In a recent High Court case in Durban, the judge ruled that a

pension fund can withhold a lump-sum benefit to pay outstanding maintenance, as well as to secure future maintenance obligations.

The judge found that Sifiso Khanyile, a member of the Beacon Sweets & Chocolates Provident Fund, failed to take his maintenance obligations seriously, and ruled that Khanyile's provident fund make monthly maintenance payments to his two children.

The mother of the two minor children, aged 15 and 17, had obtained a maintenance order against Khanyile that he pay R200 a month for each child. But a year later, Khanyile defaulted on the payments, and his former employer, Beacon Sweets & Chocolates, informed the maintenance officer that Khanyile had resigned specifically to avoid his maintenance responsibilities.

The court ordered the fund to withhold a lump sum from the R55 000 owed as a withdrawal benefit to Khanyile, from which the fund was to pay R200 maintenance for each child.

Three sums of money had previously been attached from Khanyile's pension fund under a warrant of execution for arrears maintenance, but the mother of the children wanted the fund to set aside a sum of money for future maintenance.

The fund refused to do so, and her complaint was also dismissed by the Pension Funds Adjudicator.

Explaining the reason for dismissing the complaint, Lisa Shrosbree, an assistant adjudicator, says the only argument made in the complaint submitted to the adjudicator was that, in terms of the Maintenance Act, the children's mother had the right to have Khanyile's withdrawal benefit withheld to secure payment of future maintenance to her children.

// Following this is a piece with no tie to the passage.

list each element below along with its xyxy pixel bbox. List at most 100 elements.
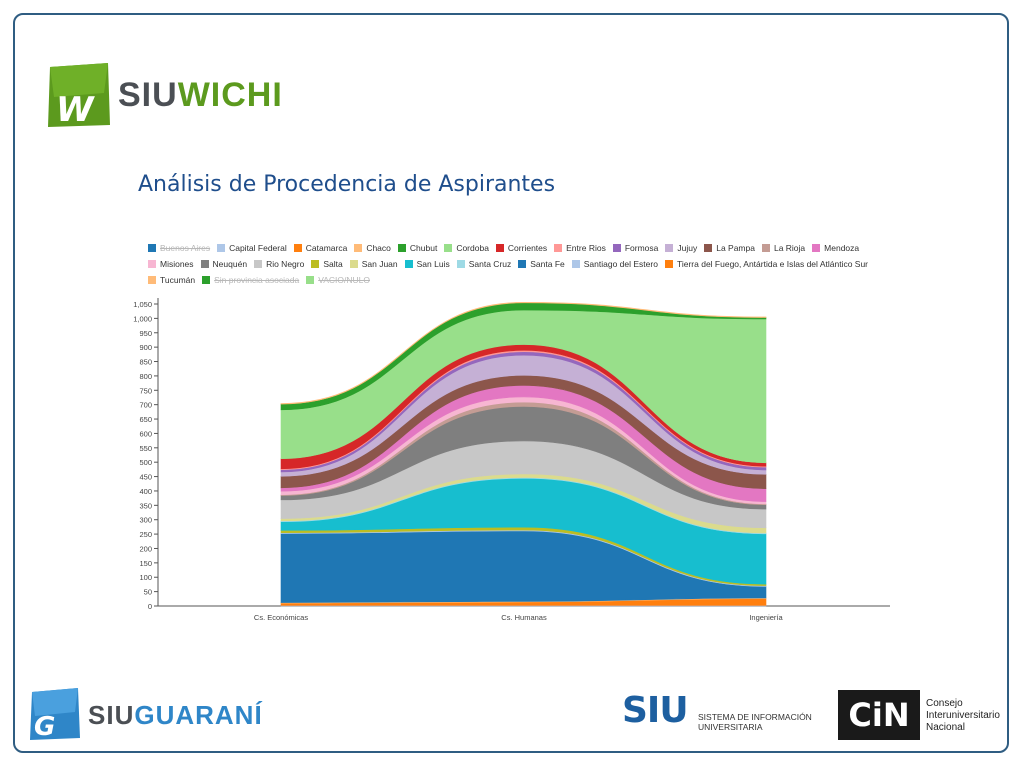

Dealing exclusively with that argument, the adjudicator held that the Maintenance Act only provided a remedy in respect of arrear maintenance and therefore the complainant could not rely on it to secure payment of future maintenance.

The High Court agreed with the adjudicator's interpretation of the Maintenance Act. However, the judge went beyond the Maintenance Act. He also looked at the Pension Funds Act, constitutionality principles and the common law duty of support and other considerations, and found that the fund was entitled to withhold a pension benefit to secure payment of future maintenance.

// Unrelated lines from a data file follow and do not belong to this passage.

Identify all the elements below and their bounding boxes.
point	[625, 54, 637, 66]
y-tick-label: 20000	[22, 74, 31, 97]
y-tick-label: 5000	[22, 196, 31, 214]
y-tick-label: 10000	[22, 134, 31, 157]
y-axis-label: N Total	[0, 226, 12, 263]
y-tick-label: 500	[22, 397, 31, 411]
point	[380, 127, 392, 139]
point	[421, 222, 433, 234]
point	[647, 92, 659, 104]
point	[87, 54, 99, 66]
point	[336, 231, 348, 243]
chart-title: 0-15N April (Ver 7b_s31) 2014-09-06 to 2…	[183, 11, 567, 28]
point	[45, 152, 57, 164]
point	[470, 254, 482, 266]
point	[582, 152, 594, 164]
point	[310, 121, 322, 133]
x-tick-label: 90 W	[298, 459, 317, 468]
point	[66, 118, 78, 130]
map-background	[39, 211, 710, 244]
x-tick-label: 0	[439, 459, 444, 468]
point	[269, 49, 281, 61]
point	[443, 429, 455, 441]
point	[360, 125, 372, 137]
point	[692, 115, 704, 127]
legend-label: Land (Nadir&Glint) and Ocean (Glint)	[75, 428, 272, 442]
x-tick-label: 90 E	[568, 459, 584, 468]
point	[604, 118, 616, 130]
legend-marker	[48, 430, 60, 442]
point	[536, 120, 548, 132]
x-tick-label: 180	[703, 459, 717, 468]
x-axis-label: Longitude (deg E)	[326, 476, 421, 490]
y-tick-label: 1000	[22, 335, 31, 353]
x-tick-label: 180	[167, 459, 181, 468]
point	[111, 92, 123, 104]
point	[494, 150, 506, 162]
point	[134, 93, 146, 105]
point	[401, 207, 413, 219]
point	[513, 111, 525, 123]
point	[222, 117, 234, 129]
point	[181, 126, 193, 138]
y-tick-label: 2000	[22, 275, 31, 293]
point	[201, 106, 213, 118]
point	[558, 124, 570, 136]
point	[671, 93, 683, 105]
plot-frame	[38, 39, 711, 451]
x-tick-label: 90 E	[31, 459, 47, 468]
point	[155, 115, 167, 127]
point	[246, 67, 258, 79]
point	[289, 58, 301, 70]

Andre Oosthuizen, a labour advocate from Cape Town, says pension benefits may not be attached in execution except under the Pension Funds Act, the Maintenance Act and the Income Tax Act. Your fund may also pay a benefit to the dependants of a member or former members.

At a recent meeting of the Pension Lawyers' Association in Cape Town, Oosthuizen said your fund's trustees have a duty of care not only to you, as a member of the fund, but also to your dependants, and that trustees might get into trouble if, after paying you your benefit, there are later claims from dependants.

Role of trustees

Before making payments, trustees should possibly find out if members have maintenance obligations. But, Oosthuizen says, he does not believe trustees would be liable if members deliberately concealed their maintenance obligations from the trustees. He says trustees cannot be expected to roam the country looking for unrecorded dependants.

You, as the member of a retirement fund, should be given the opportunity to be heard prior to your fund withholding any benefits due to you.

Oosthuizen also raised the issue of whether the Pension Funds Act should be amended to include other classes of claimants to whom retirement fund members owe money. There may be instances where members owe money but their pension benefit is the only asset they have, Oosthuizen says.

"If the taxman, your employer and your dependants can make claims on your retirement money, there may be other classes of claimants that are worthy of protection." (Your employer is only entitled to recover from your fund amounts which you have acknowledged that you owe - such as a housing loan - or if your employer has a court judgment against you.)

Such claimants can, for instance, include a person who has been seriously assaulted by a member who has been successfully sued for damages. It may also include a member of the public who has been defrauded by a member of a pension fund.